Coffee beans come in 2 species: Arabica and Robusta.
When one bean price goes down, the other goes up.
For instance, in 2016, buyers feared that output of Robusta was down because Vietnam had suffered a harvest failure. Consequently, Arabica shot up. However, the market soon corrected upon learning that the Robusta demand would be met.
So coffee is a volatile market.
Arabica is more popular in the US.
Brazil, the biggest exporter, has seen output drop recently. However, this hasn’t reversed a price drop because the market is well supplied from previous high yield harvests. And Indonesia may increase output to compensate.
Analysts blamed poor weather and a beetle infestation destroying stock. Brazilian farmers have also been stockpiling, waiting for a higher price. And it could be soon: harvest output is predicted to continue to fall, which may raise prices.
Also, the strength of the Brazilian real against the US dollar has made Brazilian exports more expensive for their American customers.

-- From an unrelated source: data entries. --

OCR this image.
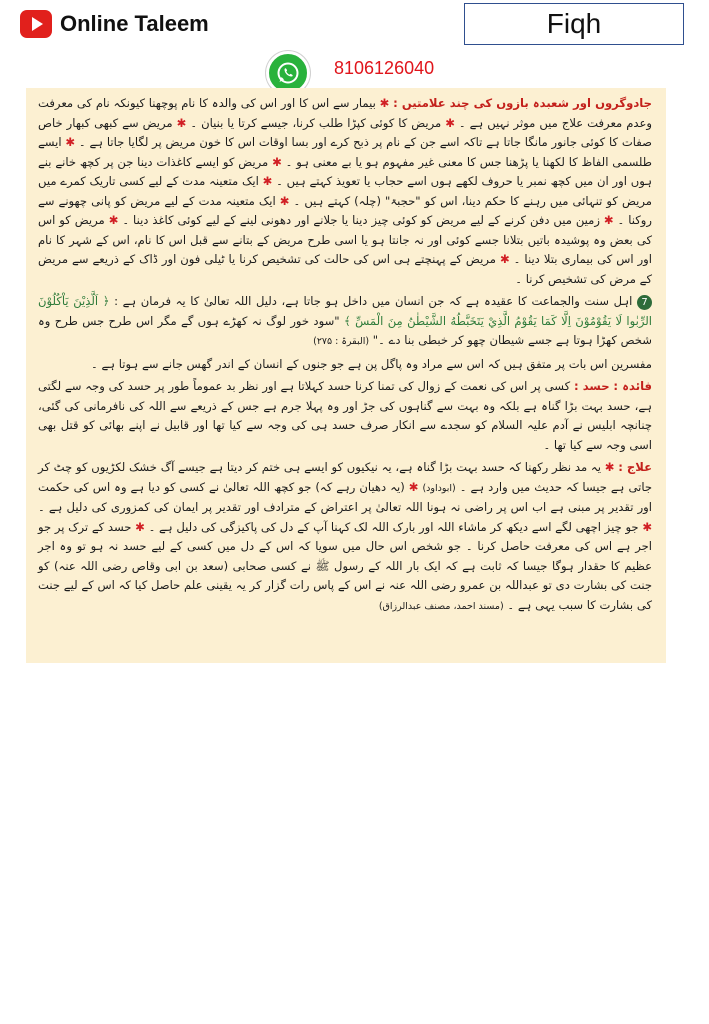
Online Taleem	Fiqh
8106126040

جادوگروں اور شعبدہ بازوں کی چند علامتیں : ✱ بیمار سے اس کا اور اس کی والدہ کا نام پوچھنا کیونکہ نام کی معرفت وعدم معرفت علاج میں موثر نہیں ہے ۔ ✱ مریض کا کوئی کپڑا طلب کرنا، جیسے کرتا یا بنیان ۔ ✱ مریض سے کبھی کبھار خاص صفات کا کوئی جانور مانگا جاتا ہے تاکہ اسے جن کے نام پر ذبح کرے اور بسا اوقات اس کا خون مریض پر لگایا جاتا ہے ۔ ✱ ایسے طلسمی الفاظ کا لکھنا یا پڑھنا جس کا معنی غیر مفہوم ہو یا بے معنی ہو ۔ ✱ مریض کو ایسے کاغذات دینا جن پر کچھ خانے بنے ہوں اور ان میں کچھ نمبر یا حروف لکھے ہوں اسے حجاب یا تعویذ کہتے ہیں ۔ ✱ ایک متعینہ مدت کے لیے کسی تاریک کمرے میں مریض کو تنہائی میں رہنے کا حکم دینا، اس کو "حجبۃ" (چلہ) کہتے ہیں ۔ ✱ ایک متعینہ مدت کے لیے مریض کو پانی چھونے سے روکنا ۔ ✱ زمین میں دفن کرنے کے لیے مریض کو کوئی چیز دینا یا جلانے اور دھونی لینے کے لیے کوئی کاغذ دینا ۔ ✱ مریض کو اس کی بعض وہ پوشیدہ باتیں بتلانا جسے کوئی اور نہ جانتا ہو یا اسی طرح مریض کے بتانے سے قبل اس کا نام، اس کے شہر کا نام اور اس کی بیماری بتلا دینا ۔ ✱ مریض کے پہنچتے ہی اس کی حالت کی تشخیص کرنا یا ٹیلی فون اور ڈاک کے ذریعے سے مریض کے مرض کی تشخیص کرنا ۔

7 اہل سنت والجماعت کا عقیدہ ہے کہ جن انسان میں داخل ہو جاتا ہے، دلیل اللہ تعالیٰ کا یہ فرمان ہے : ﴿ اَلَّذِيْنَ يَاْكُلُوْنَ الرِّبٰوا لَا يَقُوْمُوْنَ اِلَّا كَمَا يَقُوْمُ الَّذِيْ يَتَخَبَّطُهُ الشَّيْطٰنُ مِنَ الْمَسِّ ﴾ "سود خور لوگ نہ کھڑے ہوں گے مگر اس طرح جس طرح وہ شخص کھڑا ہوتا ہے جسے شیطان چھو کر خبطی بنا دے ۔" (البقرۃ : ۲۷۵)

مفسرین اس بات پر متفق ہیں کہ اس سے مراد وہ پاگل پن ہے جو جنوں کے انسان کے اندر گھس جانے سے ہوتا ہے ۔

فائدہ : حسد : کسی پر اس کی نعمت کے زوال کی تمنا کرنا حسد کہلاتا ہے اور نظر بد عموماً طور پر حسد کی وجہ سے لگتی ہے، حسد بہت بڑا گناہ ہے بلکہ وہ بہت سے گناہوں کی جڑ اور وہ پہلا جرم ہے جس کے ذریعے سے اللہ کی نافرمانی کی گئی، چنانچہ ابلیس نے آدم علیہ السلام کو سجدے سے انکار صرف حسد ہی کی وجہ سے کیا تھا اور قابیل نے اپنے بھائی کو قتل بھی اسی وجہ سے کیا تھا ۔

علاج : ✱ یہ مد نظر رکھنا کہ حسد بہت بڑا گناہ ہے، یہ نیکیوں کو ایسے ہی ختم کر دیتا ہے جیسے آگ خشک لکڑیوں کو چٹ کر جاتی ہے جیسا کہ حدیث میں وارد ہے ۔ (ابوداود) ✱ (یہ دھیان رہے کہ) جو کچھ اللہ تعالیٰ نے کسی کو دیا ہے وہ اس کی حکمت اور تقدیر پر مبنی ہے اب اس پر راضی نہ ہونا اللہ تعالیٰ پر اعتراض کے مترادف اور تقدیر پر ایمان کی کمزوری کی دلیل ہے ۔ ✱ جو چیز اچھی لگے اسے دیکھ کر ماشاء اللہ اور بارک اللہ لک کہنا آپ کے دل کی پاکیزگی کی دلیل ہے ۔ ✱ حسد کے ترک پر جو اجر ہے اس کی معرفت حاصل کرنا ۔ جو شخص اس حال میں سویا کہ اس کے دل میں کسی کے لیے حسد نہ ہو تو وہ اجر عظیم کا حقدار ہوگا جیسا کہ ثابت ہے کہ ایک بار اللہ کے رسول ﷺ نے کسی صحابی (سعد بن ابی وقاص رضی اللہ عنہ) کو جنت کی بشارت دی تو عبداللہ بن عمرو رضی اللہ عنہ نے اس کے پاس رات گزار کر یہ یقینی علم حاصل کیا کہ اس کے لیے جنت کی بشارت کا سبب یہی ہے ۔ (مسند احمد، مصنف عبدالرزاق)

This is more significant for Arabica: it is priced in US dollars even though it’s produced in Brazil, meaning it is very sensitive to the value of the dollar.
Robusta is Europe’s bean of choice, with Vietnam as the biggest producer.
Since January, Robusta prices have rocketed due to globally poor crop conditions.
More recently, prices are slightly up because of poor weather and pest outbreaks in India. Customers are beginning to turn to Arabica, so a market correction is not too far off.